In this workshop we will provide the discount amount through a targeting rule.
📝 Go to the src/main/resources/flags.flagd.json file, add a second flag as following:
"discount-amount": {
"state": "ENABLED",
"variants": {
"10-percent": 0.1,
"20-percent": 0.2,
"50-percent": 0.5
},
"defaultVariant": "10-percent"
}
📝 Go then to the DiscountAdapter class and update the applyDiscount() method with this content:
if (isDiscountEnabled) {
double originalPrice = instrument.price();
double discountAmount = openFeatureAPIClient.getDoubleValue("discount-amount", 0.1);
double discountedPrice = originalPrice * (1.0 - discountAmount);
return Result.success(instrument.withDiscount(discountedPrice, originalPrice));
}
ℹ️ From now on, once the discount feature is enabled, we can get the discount value using the method getDoubleValue().
✅ Next, validate it running the integration tests.
👀 You can either type 'r' in the Quarkus Dev environment and get the following output:
--
All 57 tests are passing (0 skipped), 57 tests were run in 9704ms. Tests completed at 18:18:31.
ℹ️ If it doesn't work, feel free to restart it.
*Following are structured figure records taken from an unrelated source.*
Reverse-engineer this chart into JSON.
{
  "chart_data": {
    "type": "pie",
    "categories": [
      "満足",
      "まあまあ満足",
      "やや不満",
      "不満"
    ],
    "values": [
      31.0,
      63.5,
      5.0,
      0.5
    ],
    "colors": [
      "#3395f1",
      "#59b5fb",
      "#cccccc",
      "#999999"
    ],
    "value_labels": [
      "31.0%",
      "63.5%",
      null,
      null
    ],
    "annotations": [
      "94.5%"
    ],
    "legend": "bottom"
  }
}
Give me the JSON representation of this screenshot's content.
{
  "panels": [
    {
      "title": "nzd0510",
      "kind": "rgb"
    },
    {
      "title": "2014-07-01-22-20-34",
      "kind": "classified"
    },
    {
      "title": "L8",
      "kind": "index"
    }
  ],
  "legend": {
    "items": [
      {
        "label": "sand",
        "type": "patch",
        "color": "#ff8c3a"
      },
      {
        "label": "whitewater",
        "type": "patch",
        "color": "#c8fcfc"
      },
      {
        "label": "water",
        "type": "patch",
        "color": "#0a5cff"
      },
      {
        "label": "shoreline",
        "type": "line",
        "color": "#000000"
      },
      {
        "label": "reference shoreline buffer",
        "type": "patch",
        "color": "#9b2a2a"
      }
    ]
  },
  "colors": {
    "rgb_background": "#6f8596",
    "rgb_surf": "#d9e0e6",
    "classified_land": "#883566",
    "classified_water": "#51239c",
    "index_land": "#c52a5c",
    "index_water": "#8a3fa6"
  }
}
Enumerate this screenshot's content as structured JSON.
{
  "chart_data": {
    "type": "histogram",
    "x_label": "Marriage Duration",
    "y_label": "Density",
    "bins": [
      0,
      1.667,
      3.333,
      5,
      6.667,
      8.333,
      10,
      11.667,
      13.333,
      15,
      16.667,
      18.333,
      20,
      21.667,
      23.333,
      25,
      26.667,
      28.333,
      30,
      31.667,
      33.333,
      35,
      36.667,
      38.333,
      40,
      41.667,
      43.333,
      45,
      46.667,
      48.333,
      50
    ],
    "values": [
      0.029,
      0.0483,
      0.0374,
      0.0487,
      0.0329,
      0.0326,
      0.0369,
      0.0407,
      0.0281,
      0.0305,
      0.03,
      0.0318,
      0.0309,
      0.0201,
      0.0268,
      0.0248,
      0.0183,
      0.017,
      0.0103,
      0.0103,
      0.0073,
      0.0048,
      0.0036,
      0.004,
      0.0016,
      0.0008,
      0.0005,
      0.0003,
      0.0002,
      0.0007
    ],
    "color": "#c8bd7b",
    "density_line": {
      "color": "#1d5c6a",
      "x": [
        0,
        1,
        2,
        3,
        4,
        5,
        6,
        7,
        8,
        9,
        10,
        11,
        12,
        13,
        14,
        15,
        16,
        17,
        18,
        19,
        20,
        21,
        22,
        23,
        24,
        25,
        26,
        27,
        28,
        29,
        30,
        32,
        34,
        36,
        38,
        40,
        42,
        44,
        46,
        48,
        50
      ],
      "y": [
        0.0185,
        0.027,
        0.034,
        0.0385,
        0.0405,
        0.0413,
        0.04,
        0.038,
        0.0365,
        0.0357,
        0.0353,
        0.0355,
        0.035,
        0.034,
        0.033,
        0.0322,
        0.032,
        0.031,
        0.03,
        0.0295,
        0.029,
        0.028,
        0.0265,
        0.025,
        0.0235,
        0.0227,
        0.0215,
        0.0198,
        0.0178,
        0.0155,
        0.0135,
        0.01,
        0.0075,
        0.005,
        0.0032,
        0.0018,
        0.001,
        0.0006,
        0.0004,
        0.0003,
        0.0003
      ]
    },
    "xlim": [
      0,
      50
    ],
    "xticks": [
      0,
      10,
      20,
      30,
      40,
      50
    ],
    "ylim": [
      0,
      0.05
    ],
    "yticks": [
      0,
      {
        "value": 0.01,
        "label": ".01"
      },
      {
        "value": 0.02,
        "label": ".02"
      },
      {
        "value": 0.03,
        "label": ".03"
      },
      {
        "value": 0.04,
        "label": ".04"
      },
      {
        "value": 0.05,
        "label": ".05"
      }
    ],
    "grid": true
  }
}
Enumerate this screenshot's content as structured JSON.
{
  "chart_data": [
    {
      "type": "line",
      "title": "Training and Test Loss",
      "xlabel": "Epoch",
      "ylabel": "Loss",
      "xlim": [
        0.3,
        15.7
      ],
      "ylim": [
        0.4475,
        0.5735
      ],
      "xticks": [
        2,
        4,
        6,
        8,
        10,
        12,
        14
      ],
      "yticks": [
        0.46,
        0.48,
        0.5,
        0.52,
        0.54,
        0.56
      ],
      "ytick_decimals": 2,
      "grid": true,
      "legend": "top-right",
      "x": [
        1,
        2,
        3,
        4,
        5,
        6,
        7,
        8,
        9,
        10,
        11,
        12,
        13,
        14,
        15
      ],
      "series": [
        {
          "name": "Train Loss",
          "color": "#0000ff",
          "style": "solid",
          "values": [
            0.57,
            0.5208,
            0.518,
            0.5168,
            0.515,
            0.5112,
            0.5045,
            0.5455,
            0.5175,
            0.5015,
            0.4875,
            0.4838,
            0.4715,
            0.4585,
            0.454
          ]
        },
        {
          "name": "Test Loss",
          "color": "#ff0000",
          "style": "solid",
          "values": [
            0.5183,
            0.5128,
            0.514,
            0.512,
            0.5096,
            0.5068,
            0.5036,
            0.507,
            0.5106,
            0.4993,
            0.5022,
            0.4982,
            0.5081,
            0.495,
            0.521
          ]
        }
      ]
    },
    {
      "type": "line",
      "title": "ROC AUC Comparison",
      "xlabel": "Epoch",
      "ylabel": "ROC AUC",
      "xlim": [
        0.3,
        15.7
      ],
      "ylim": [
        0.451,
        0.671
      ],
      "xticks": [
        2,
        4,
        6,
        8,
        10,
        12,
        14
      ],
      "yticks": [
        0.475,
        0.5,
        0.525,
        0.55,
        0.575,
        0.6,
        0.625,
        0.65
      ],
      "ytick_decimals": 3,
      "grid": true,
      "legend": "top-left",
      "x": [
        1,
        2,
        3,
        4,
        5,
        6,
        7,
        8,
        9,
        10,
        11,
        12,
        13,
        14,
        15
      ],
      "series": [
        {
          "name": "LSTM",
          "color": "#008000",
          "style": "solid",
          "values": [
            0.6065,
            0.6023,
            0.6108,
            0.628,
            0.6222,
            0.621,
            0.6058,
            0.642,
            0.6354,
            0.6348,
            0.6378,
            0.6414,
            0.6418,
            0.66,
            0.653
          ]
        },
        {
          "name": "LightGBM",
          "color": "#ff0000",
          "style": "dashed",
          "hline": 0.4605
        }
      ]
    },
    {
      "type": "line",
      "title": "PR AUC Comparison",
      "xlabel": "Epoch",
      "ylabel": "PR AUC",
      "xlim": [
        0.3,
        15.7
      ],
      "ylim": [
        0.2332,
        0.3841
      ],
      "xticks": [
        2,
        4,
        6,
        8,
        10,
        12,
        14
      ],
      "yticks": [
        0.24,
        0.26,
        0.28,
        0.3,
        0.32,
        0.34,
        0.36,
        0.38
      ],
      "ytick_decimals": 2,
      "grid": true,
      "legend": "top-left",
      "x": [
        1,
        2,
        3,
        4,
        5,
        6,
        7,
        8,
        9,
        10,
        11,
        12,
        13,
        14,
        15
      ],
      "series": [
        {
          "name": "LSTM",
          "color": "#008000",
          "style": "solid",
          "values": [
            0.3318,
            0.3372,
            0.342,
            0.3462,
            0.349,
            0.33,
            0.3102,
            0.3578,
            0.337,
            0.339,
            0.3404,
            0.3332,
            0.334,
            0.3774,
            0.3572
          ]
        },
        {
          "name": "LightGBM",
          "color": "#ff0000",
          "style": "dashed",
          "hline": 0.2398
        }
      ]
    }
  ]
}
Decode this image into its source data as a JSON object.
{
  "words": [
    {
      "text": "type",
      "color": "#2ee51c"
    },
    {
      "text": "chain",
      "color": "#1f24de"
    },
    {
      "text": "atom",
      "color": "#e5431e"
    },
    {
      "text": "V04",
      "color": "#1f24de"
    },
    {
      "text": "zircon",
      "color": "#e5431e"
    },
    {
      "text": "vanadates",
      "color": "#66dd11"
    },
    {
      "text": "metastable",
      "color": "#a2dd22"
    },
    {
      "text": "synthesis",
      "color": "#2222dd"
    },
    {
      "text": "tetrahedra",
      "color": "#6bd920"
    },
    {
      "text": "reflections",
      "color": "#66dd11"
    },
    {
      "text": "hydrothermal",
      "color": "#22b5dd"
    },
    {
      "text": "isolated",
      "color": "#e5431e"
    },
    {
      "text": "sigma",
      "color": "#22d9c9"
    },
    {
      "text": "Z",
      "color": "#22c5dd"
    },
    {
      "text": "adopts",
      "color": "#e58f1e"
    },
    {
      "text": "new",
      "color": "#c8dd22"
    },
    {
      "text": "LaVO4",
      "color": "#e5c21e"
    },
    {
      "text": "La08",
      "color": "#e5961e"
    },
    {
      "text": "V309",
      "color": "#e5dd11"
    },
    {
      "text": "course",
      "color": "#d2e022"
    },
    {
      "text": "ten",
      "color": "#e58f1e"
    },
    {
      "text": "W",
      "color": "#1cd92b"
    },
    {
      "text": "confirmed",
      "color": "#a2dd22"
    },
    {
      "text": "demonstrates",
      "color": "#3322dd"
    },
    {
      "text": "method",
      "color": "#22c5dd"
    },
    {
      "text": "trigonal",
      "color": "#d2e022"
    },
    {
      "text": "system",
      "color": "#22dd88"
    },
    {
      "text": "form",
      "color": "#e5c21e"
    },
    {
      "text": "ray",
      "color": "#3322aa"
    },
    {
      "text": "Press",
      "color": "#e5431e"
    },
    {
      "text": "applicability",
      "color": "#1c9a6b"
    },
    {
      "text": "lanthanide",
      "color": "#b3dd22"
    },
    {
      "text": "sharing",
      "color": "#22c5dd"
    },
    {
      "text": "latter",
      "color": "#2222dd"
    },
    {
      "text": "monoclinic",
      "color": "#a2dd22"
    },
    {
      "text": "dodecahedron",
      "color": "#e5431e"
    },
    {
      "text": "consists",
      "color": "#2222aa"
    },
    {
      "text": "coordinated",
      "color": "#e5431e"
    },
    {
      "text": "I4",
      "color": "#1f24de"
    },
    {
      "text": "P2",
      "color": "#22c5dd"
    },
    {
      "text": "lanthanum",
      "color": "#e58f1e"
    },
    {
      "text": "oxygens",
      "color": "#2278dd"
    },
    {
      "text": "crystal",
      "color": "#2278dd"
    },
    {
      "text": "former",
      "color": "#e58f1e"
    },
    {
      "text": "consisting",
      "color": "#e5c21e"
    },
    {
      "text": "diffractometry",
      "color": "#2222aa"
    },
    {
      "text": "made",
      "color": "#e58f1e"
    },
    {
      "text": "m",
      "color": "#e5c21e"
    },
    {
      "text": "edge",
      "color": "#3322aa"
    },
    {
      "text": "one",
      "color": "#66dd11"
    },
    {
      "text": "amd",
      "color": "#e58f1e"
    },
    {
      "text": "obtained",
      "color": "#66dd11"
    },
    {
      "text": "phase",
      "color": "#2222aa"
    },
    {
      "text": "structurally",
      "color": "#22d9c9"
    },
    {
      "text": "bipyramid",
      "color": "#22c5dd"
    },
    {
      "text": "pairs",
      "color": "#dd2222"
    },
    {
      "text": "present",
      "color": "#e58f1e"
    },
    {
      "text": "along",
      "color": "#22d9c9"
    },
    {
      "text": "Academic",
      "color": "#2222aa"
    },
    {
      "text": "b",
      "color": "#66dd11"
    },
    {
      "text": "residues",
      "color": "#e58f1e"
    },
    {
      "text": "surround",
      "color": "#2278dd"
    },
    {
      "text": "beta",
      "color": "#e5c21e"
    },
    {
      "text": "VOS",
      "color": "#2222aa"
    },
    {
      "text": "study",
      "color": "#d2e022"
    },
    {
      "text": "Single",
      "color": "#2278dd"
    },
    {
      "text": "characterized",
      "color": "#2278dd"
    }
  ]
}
🛠️ You can also run the following command:
$ ./mvnw clean verify
ℹ️ Now let's enhance our targeting rules. We will implement this rule sets:
- Discounts are only available for people from FRANCE, UK or GERMANY
- Users from GERMANY get a 50% discount.
- Users from UK get a 20% discount
- Everyone else falls back to the default 10% discount
📝 Update the src/main/resources/flags.flagd.json file with the following content:
{
"flags": {
"welcome-message": {
"variants": {
"on": true,
"off": false
},
"state": "ENABLED",
"defaultVariant": "on"
},
"discount-enabled": {
"variants": {
"on": true,
"off": false
},
"state": "ENABLED",
"defaultVariant": "off",
"targeting": {
"if": [
{
"in": [
{
"var": "clientCountry"
},
[
"FRANCE",
"GERMANY",
"UK"
]
]
},
"on",
null
]
}
},
"discount-amount": {
"state": "ENABLED",
"variants": {
"10-percent": 0.1,
"20-percent": 0.2,
"50-percent": 0.5
},
"defaultVariant": "10-percent",
"targeting": {
"if": [
{
"==": [
{
"var": "clientCountry"
},
"GERMANY"
]
},
"50-percent",
{
"==": [
{
"var": "clientCountry"
},
"UK"
]
},
"20-percent",
null
]
}
}
}
}
📝 Next, in the DiscountAdapterTest class, remove the existing tests and add those ones:
@Test
void should_return_the_instrument_with_a_10P_discount_successfully() {
assertEquals(instrument.price() * 0.9, discountAdapter.applyDiscount(instrument, user).value().price());
}
@Test
void should_return_the_instrument_with_a_20P_discount_successfully() {
var userGB = new User("John", "Doe", "john.doe@example.com", "UK");
assertEquals(instrument.price()*0.8, discountAdapter.applyDiscount(instrument, userGB).value().price());
}
@Test
void should_return_the_instrument_with_a_50P_discount_successfully() {
var userGermany = new User("John", "Doe", "john.doe@example.com", "GERMANY");
assertEquals(instrument.price()*0.5, discountAdapter.applyDiscount(instrument, userGermany).value().price());
}
@Test
void should_return_the_instrument_with_no_discount_successfully() {
var userSpain = new User("John", "Doe", "john.doe@example.com", "SPAIN");
assertEquals(instrument.price(), discountAdapter.applyDiscount(instrument, userSpain).value().price());
}
🛠️ You can run the tests again and check out the new tests added correctly.
ℹ️ This example is only for testing purpose and to illustrate the capabilities of OpenFeature.
Obviously, bringing these kind of logic into a another system may occur some inconsistency and potential bugs.